# Train a RBM

To train a RBM, you need to use the rbms train script.

## RBM hyperparameters

- `--num_hiddens` Number of hidden nodes for the RBM. Setting it to $20$ or less allows to recover the exact log-likelihood of the model by enumerating on all hidden configurations.
- `--batch_size` Batch size, defaults to $2000$. Changing the batch size has an impact on the noise in the estimation of the positive term of the gradient. Setting it to a low value can lead to a very bad estimation and a bad training, but setting it too high can lead to an exact gradient, losing the benefits of the SGD (and remain trapped in a local minima for example).
- `--num_chains` Number of parallel chains, defaults to $2000$. Setting it to a much higher value than the batch size does not provide benefits, since it only impacts the estimation of the negative term of the gradient.
- `--gibbs_steps` Number of sampling steps performed at each gradient update. The $k$ in PCD-$k$.
- `--learning_rate` Learning rate. Defaults to $0.01$, setting a larger learning rate often leads to instability.
- `--num_updates` The training time is indexed on the number of gradient updates performed and not the number of epochs.
- `--beta` The inverse temperature to use during training (Defaults to $1$ and should not be changed)

## Save options

- `--filename` The path to the hdf5 archive to save the RBM during training.

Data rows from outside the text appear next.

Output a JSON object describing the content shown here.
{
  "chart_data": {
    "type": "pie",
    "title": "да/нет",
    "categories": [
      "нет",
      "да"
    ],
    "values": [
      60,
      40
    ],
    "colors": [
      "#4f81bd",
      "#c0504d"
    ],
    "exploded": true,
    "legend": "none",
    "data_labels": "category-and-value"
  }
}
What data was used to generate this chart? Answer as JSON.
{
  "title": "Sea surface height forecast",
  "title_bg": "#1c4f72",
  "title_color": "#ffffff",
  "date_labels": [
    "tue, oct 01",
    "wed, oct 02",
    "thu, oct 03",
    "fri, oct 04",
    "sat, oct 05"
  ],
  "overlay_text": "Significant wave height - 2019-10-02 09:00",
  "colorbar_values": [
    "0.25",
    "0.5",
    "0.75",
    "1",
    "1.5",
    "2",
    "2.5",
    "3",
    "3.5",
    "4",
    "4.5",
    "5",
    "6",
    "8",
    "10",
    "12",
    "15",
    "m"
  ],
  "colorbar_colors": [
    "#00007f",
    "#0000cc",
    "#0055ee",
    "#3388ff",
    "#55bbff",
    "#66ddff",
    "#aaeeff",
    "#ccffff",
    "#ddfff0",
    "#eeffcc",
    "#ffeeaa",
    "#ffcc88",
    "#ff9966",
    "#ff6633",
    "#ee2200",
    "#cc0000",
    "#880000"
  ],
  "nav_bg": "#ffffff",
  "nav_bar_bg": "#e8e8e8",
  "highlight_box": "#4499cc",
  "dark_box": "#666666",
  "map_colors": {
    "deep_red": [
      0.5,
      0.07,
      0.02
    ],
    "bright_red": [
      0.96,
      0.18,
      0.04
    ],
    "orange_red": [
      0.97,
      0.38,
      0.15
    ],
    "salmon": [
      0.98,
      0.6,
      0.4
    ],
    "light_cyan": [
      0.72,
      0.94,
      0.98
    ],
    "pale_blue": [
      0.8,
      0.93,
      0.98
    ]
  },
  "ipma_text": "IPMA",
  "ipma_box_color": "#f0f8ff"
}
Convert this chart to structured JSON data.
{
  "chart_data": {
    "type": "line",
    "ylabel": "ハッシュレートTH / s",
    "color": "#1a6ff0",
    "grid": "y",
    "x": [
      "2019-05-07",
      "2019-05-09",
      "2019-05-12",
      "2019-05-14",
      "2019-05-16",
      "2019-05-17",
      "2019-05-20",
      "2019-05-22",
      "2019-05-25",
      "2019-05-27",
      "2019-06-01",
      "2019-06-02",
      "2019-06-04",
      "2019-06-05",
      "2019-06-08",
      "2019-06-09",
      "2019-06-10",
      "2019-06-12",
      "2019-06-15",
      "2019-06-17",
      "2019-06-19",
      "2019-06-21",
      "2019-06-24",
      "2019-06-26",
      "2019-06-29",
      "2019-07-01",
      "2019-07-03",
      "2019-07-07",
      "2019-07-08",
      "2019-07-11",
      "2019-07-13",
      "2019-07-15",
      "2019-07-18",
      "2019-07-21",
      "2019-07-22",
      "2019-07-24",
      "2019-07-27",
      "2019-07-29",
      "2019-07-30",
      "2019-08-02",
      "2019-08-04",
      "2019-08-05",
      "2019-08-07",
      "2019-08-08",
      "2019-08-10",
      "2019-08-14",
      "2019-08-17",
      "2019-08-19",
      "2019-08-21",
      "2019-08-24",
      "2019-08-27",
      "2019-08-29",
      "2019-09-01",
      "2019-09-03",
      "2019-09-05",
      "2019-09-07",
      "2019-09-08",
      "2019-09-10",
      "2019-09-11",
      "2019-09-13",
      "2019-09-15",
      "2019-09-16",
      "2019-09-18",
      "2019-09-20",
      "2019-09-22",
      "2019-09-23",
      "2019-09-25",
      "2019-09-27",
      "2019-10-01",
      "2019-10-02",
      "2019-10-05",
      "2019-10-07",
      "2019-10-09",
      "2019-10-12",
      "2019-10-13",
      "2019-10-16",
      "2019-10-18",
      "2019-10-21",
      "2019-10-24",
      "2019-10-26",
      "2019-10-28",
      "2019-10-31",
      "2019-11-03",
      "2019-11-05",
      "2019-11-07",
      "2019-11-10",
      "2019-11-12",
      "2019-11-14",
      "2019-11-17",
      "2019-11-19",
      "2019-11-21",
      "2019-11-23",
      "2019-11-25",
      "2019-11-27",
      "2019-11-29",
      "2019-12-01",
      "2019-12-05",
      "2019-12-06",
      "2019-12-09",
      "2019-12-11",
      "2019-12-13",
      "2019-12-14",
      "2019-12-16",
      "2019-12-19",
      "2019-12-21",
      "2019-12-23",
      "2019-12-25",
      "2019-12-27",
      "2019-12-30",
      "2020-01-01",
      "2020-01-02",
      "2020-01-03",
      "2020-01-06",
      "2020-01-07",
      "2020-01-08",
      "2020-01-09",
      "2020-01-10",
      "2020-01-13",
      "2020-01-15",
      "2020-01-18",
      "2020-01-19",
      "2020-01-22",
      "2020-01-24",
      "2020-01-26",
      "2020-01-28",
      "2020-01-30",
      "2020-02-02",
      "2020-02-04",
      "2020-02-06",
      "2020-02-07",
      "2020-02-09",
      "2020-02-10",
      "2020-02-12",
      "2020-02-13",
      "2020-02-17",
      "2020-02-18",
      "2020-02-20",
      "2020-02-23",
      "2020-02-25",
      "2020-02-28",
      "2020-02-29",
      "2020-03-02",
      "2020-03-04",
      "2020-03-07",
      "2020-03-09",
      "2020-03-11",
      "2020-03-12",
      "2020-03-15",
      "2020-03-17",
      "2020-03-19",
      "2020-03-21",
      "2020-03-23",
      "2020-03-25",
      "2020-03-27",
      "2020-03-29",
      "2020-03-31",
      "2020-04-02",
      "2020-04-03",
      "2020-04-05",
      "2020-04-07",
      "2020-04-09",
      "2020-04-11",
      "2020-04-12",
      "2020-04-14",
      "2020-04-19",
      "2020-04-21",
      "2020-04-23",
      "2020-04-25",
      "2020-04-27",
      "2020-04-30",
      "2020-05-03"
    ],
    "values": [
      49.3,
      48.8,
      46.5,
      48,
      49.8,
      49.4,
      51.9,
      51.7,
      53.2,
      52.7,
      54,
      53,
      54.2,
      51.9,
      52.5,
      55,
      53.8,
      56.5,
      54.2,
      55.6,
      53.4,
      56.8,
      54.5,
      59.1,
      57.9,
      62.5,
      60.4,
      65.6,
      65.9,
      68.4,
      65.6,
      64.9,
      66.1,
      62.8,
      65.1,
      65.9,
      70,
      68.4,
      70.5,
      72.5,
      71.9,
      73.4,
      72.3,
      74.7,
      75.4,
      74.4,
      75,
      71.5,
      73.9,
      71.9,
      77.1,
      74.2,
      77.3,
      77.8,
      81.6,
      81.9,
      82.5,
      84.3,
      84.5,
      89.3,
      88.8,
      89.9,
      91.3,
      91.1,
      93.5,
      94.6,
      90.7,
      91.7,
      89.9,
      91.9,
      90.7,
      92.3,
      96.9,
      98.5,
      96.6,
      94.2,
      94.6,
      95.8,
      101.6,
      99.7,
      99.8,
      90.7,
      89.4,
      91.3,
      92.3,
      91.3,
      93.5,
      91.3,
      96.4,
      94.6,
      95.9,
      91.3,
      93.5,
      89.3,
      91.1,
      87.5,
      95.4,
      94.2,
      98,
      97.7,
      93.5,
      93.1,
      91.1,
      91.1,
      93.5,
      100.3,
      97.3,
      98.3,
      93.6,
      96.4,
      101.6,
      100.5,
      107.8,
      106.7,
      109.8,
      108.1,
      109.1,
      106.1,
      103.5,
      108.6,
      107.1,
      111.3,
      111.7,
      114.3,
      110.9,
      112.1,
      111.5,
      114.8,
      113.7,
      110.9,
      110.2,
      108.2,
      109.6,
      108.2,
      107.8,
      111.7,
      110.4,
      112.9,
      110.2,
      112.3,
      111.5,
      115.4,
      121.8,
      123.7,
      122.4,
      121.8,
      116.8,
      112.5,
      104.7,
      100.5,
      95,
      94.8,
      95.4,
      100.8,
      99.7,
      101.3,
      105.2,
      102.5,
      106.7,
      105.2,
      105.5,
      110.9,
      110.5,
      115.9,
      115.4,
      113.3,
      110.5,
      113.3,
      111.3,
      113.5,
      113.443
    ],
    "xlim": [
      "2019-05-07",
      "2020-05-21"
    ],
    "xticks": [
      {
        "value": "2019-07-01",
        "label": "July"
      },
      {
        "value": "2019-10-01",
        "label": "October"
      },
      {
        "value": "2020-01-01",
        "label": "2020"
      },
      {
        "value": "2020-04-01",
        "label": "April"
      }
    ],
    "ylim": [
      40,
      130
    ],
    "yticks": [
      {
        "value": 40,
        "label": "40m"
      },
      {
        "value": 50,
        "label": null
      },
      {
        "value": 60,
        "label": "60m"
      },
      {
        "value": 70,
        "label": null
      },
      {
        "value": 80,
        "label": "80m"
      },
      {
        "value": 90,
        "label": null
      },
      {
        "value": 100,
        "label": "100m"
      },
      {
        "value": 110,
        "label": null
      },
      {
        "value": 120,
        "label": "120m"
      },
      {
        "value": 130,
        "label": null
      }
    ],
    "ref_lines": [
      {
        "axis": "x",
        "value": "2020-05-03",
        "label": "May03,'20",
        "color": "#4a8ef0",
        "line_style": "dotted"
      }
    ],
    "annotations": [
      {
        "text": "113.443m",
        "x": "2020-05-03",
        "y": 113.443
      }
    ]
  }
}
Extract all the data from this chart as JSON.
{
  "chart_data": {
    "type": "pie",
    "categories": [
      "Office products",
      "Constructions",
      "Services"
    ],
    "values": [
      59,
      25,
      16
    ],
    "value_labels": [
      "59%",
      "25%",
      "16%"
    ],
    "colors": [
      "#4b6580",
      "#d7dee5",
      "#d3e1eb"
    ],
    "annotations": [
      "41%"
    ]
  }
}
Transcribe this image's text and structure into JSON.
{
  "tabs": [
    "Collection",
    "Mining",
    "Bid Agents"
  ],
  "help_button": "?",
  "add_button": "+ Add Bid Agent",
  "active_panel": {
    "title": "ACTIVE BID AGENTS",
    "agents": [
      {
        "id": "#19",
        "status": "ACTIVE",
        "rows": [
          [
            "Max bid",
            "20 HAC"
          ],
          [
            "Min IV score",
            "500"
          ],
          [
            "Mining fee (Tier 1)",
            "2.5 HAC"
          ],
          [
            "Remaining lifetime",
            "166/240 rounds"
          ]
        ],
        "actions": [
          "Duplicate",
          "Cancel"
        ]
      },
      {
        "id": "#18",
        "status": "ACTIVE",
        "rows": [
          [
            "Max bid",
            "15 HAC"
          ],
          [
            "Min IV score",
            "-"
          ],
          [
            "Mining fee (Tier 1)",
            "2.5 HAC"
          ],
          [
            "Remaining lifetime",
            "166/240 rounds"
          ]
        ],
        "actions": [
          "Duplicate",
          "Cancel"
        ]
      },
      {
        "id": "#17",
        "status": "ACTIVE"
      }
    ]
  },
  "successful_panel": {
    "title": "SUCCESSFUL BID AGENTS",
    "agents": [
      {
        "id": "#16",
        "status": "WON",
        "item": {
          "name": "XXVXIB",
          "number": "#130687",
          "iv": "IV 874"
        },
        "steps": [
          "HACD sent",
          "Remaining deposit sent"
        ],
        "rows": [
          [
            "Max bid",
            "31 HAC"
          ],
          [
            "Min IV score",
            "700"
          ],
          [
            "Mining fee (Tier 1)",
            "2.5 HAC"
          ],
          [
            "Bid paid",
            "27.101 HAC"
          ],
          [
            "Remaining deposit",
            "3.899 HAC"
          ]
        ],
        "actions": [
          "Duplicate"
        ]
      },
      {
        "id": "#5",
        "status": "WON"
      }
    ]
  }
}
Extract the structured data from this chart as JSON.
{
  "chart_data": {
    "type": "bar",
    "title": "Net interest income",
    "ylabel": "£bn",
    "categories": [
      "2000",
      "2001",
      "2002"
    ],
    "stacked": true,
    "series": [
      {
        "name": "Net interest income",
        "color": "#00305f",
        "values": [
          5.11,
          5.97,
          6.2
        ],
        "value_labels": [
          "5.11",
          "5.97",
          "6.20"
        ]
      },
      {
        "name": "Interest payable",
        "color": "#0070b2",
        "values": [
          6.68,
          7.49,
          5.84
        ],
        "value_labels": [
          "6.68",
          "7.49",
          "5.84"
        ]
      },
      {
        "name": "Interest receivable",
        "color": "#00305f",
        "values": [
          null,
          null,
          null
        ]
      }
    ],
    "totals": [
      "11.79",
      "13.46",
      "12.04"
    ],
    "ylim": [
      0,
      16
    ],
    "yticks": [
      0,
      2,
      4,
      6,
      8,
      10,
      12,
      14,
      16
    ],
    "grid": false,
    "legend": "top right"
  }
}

It will overwrite previously existing file.
- `--n_save` The number of machines to save during the training.
- `--spacing` Can be `exp` or `linear`, defaults to `exp`. When `exp` is selected, the time between the save of two models will increase exponentially. (It will look good in log-scale). When `linear` is selected, the time between the save of two models will be constant.
  Saving lots of models can quickly become the computational bottleneck, leading to long execution times.
- `--log` For now it is deprecated so you don't care about it.
- `--acc_ptt` Target acceptance rate. Defaults to $0.25$. Models will be saved when the acceptance rate between two consecutive models when sampling them using PTT drops below this threshold.
- `--acc_ll` Same as before but defaults to $0.75$. This allows to have two different schemes when saving models.

## PyTorch options

- `--device` The device on which to run the computations. Follows the PyTorch semantic so you can select which GPU to use with 'cuda:1' for example.
- `--dtype` The dtype of all the tensors. can be `int`, `double` or `float`. The default is `float` which corresponds to `torch.float32`.

## Example

The command I typically use to train a RBM on `MNIST-01` will be

```bash
rbms train -d ./path/to/MNIST.h5 --subset_labels 0 1 \
--filename output/rbm/MNIST01_from_scratch.h5  --num_updates 10000 \
--n_save 50 --spacing exp --num_hiddens 20 --batch_size 2000 --num_chains 2000 \
--learning_rate 0.01 --device cuda --dtype float
```

# Restore the training

If you want to continue the training of a RBM (be it one recovered from a RCM or a previously trained one), you can use the same scripts. The differences are that you should add the `--restore` flags. Also some arguments are not useful anymore and can be safely ignored:

- `--num_hiddens`
- `--batch_size`
- `--gibbs_steps`
- `--learning_rate`
- `--num_chains`

Finally the updates will be added to the same archive you provide as an input through `--filename`. If the `--restore` flag is set, then the file will **not** be overwritten.